With the concept changed, we still decided to keep the main focus for the design towards the legs, like in the initial concept, though we kept in mind the possibility that the design was expandable to function on other areas of the body.
Aesthetics were our main focus, as well as comfort of wearing the device, we decided on a curved shell shape that would conform to the shape of the lower leg. Given that the device would be worn for long periods, we decided padding would be ideal to have as plastic on skin for extended periods can lead to sweating and on some individuals, rashes and sores.
We settled on a 3 material design, plastic outer shell, foam padding for comfort and a flexible rubber sheeting between the shell and padding that would allow elastic straps to attach. After everything was finalised, we moved onto using cad software to design a final shape for the concept as well as figure out controls and layout.
This stage is often the most difficult, here we sketched out on paper ideas we have related to the area of focus, we don’t particularly limit ourselves with an ideas feasibility at this stage, the aim is to think outside the box, use knowledge gained from the research stage and draw out all the ideas we have.
For us personally, a lot of time is invested here, it is not uncommon for either of use to spend up to and beyond 8 hours straight just sketching, coming up with an idea and drawing it in dozens of different forms and styles.

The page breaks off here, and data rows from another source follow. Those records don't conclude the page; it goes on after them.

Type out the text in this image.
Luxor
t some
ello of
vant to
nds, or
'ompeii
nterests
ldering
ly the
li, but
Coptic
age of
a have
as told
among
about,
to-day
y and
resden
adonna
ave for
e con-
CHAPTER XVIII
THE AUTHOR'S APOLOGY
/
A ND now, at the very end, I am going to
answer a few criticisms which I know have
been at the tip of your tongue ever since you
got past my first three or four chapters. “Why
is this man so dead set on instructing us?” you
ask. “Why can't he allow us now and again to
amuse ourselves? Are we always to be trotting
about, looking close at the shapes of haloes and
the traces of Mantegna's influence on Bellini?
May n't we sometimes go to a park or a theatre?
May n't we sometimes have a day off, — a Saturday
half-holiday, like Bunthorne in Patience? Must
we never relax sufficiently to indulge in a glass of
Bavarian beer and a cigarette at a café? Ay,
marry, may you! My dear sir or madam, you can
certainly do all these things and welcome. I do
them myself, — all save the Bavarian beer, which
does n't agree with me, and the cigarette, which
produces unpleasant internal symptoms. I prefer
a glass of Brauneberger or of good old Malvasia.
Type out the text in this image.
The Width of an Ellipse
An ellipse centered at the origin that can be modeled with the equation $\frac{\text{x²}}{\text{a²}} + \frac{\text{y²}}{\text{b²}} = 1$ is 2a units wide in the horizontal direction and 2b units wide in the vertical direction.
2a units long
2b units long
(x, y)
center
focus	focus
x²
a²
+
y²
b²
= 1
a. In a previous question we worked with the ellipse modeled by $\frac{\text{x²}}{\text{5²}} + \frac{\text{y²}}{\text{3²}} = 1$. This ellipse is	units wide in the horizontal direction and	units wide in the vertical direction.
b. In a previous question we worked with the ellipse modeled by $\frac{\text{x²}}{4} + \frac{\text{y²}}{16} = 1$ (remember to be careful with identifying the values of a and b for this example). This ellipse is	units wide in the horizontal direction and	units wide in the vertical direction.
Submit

To make the long haul of drawing easier and more enjoyable we often listen to music through headphones. We draw ideas mostly in pen, the reason for this is because pen cannot be rubbed out like pencil, this stops us from falling into the trap of wasting time rubbing out lines over and over in order to get the shape or sketch of a rough idea perfect, sketches at this stage are often crude and rough, if not often messy. This is ok though as dozens of ideas will be generated but only one will be picked to be further refined into a final product.
The first step of our design process always starts with intricate research, most of this is done using the net given the vast amount of information available. We researched existing products, existing technologies, watched tech review videos on youtube in order to find any issues with existing products we could focus on addressing.
The next step of our research was to identify areas we would like to make our main focus, for this project the following areas are what we were considering working on, (body pain being the one we went with in the end).
With areas of focus identified, now we needed to key in our research and learn about each area and how it relates to a person / consumer, to do this we carried out interviews with people and compiled journey maps and empathy boards which can be seen bellow.
After compiling and looking over
the journey maps and empathy boards, we discussed which single area we would
proceed with. We had originally intended to go with file sharing with the aim
of creating a solution for data access from anywhere and any device but after
talking with our lecturer about the idea and the limitations the idea would
have at our prototyping stage given the resources needed we went back and
decided on picking a different area to focus on, in the end, we went with body
pain as we both had personal issues with dealing with regular pain.
This was a second year design
project assigned to us, the aim was to design a concept for a future wearable
device, beyond that the brief was pretty open and open to interpretation (does
a smart blanket count as a wearable device). This was a group project of two
and was started and completed long before any of these logs were written so
everything is being logged now from memory and previous notes.